The NFL wants you to know that it's dumb, not corrupt though actually it's probably just both.

NFL Commissioner Roger Goodell Press Conference Photo by Mike Lawrie/Getty Images

The NFL would rather you think it stupid than evil. That's a great phrase, one used in a headline for an article published by SB Nation's Louis Bien early on Wednesday discussing the ongoing battle between the NFL and the New York Times.

You may remember the Times publishing a report claiming the league left out at least 100 concussions -- some of which were sustained by Steve Young and Troy Aikman -- from a database that was used to assist a study which was used by the league to downplay the dangers of head injuries. The Times report also linked the NFL to the Tobacco industry, which the league took offense with.

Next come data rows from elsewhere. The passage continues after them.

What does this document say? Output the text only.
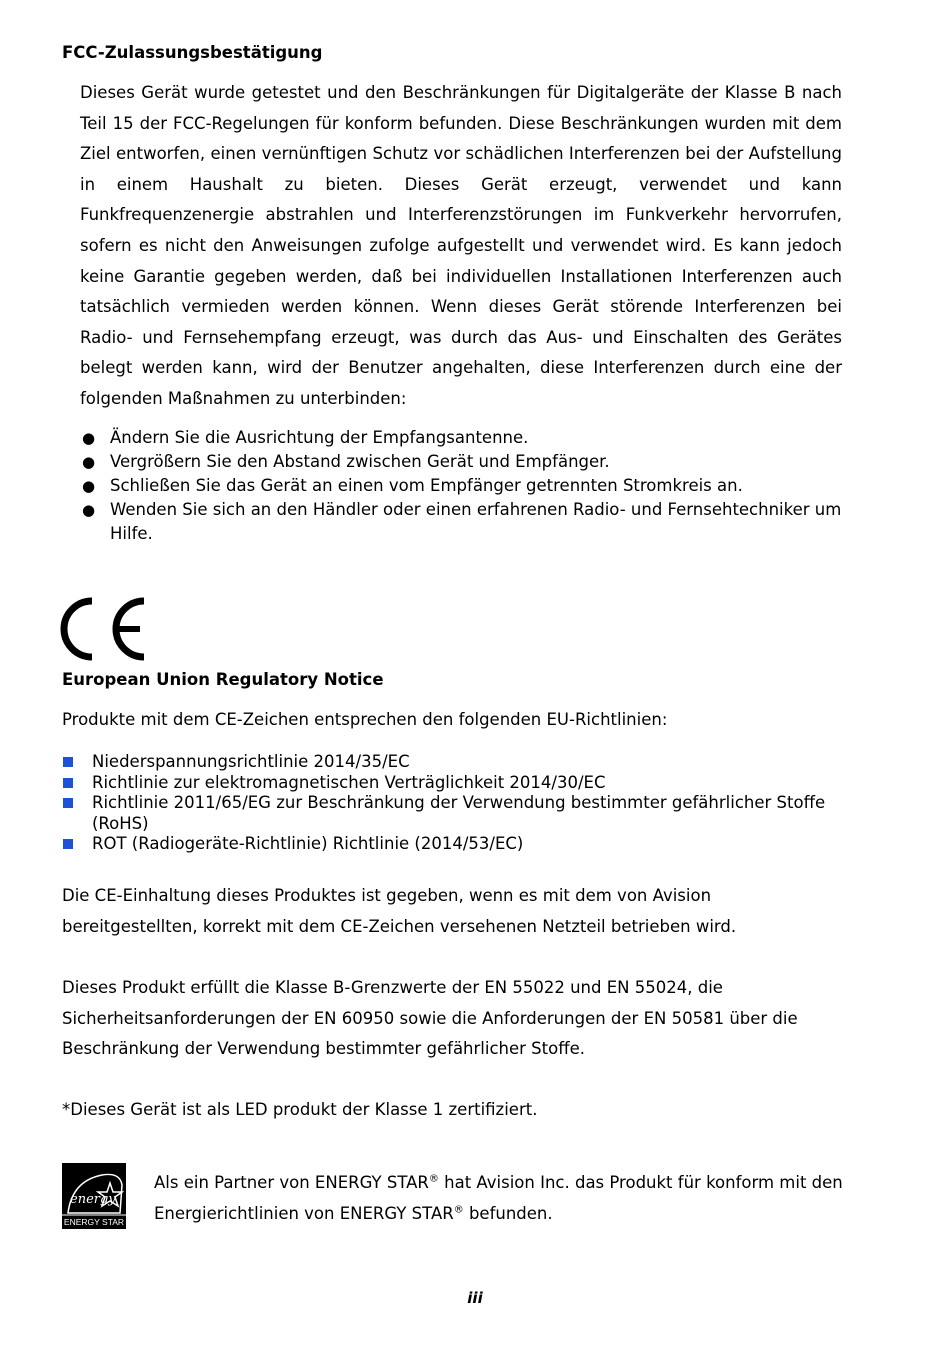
FCC-Zulassungsbestätigung
Dieses Gerät wurde getestet und den Beschränkungen für Digitalgeräte der Klasse B nach Teil 15 der FCC-Regelungen für konform befunden. Diese Beschränkungen wurden mit dem Ziel entworfen, einen vernünftigen Schutz vor schädlichen Interferenzen bei der Aufstellung in einem Haushalt zu bieten. Dieses Gerät erzeugt, verwendet und kann Funkfrequenzenergie abstrahlen und Interferenzstörungen im Funkverkehr hervorrufen, sofern es nicht den Anweisungen zufolge aufgestellt und verwendet wird. Es kann jedoch keine Garantie gegeben werden, daß bei individuellen Installationen Interferenzen auch tatsächlich vermieden werden können. Wenn dieses Gerät störende Interferenzen bei Radio- und Fernsehempfang erzeugt, was durch das Aus- und Einschalten des Gerätes belegt werden kann, wird der Benutzer angehalten, diese Interferenzen durch eine der folgenden Maßnahmen zu unterbinden:
● Ändern Sie die Ausrichtung der Empfangsantenne.
● Vergrößern Sie den Abstand zwischen Gerät und Empfänger.
● Schließen Sie das Gerät an einen vom Empfänger getrennten Stromkreis an.
● Wenden Sie sich an den Händler oder einen erfahrenen Radio- und Fernsehtechniker um Hilfe.
European Union Regulatory Notice
Produkte mit dem CE-Zeichen entsprechen den folgenden EU-Richtlinien:
Niederspannungsrichtlinie 2014/35/EC
Richtlinie zur elektromagnetischen Verträglichkeit 2014/30/EC
Richtlinie 2011/65/EG zur Beschränkung der Verwendung bestimmter gefährlicher Stoffe (RoHS)
ROT (Radiogeräte-Richtlinie) Richtlinie (2014/53/EC)
Die CE-Einhaltung dieses Produktes ist gegeben, wenn es mit dem von Avision bereitgestellten, korrekt mit dem CE-Zeichen versehenen Netzteil betrieben wird.
Dieses Produkt erfüllt die Klasse B-Grenzwerte der EN 55022 und EN 55024, die Sicherheitsanforderungen der EN 60950 sowie die Anforderungen der EN 50581 über die Beschränkung der Verwendung bestimmter gefährlicher Stoffe.
*Dieses Gerät ist als LED produkt der Klasse 1 zertifiziert.
energy
ENERGY STAR
Als ein Partner von ENERGY STAR® hat Avision Inc. das Produkt für konform mit den Energierichtlinien von ENERGY STAR® befunden.
iii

First, the league released a statement responding to the Times article. They claimed that the Times made a tenuous connection to the tobacco industry, which is their only legitimate complaint from where I'm sitting, and that the league's own studies were not meant to be comprehensive in the first place. They were flawed on purpose.

I'll wait while you take a minute to slam your head into your desk like I did when I first read this. Go ahead, slam away, and if you really need to, throw yourself on the ground and wail at the sky in absolute incredulity at that statement.

After that, the league sent a six-page letter from NFL attorney Brad Karp to the Times demanding they retract the story. They claimed that the report did not present any evidence that the league intentionally concealed concussion research date. In other words, they would like you to continue to believe they're just a bunch of idiots. It's not like the research is important or anything.

The Times made a statement to Politico sports editor Jason Stallman, saying they see "no reason to retract anything." They also responded to a claim that the league has no connection with the tobacco industry by pointing out that the league's firm represented Philip Morris in its RICO case.

Honestly, the tobacco industry stuff is secondary. The main point is that the NFL demanded a retraction of the concussion aspects as well, and legally, I imagine they are on somewhat solid legal ground. Given it would be hard to prove that the league intentionally left the concussions out of the study over the possibility that they're simply incompetent.

It's a shame that in the end it's probably actually both.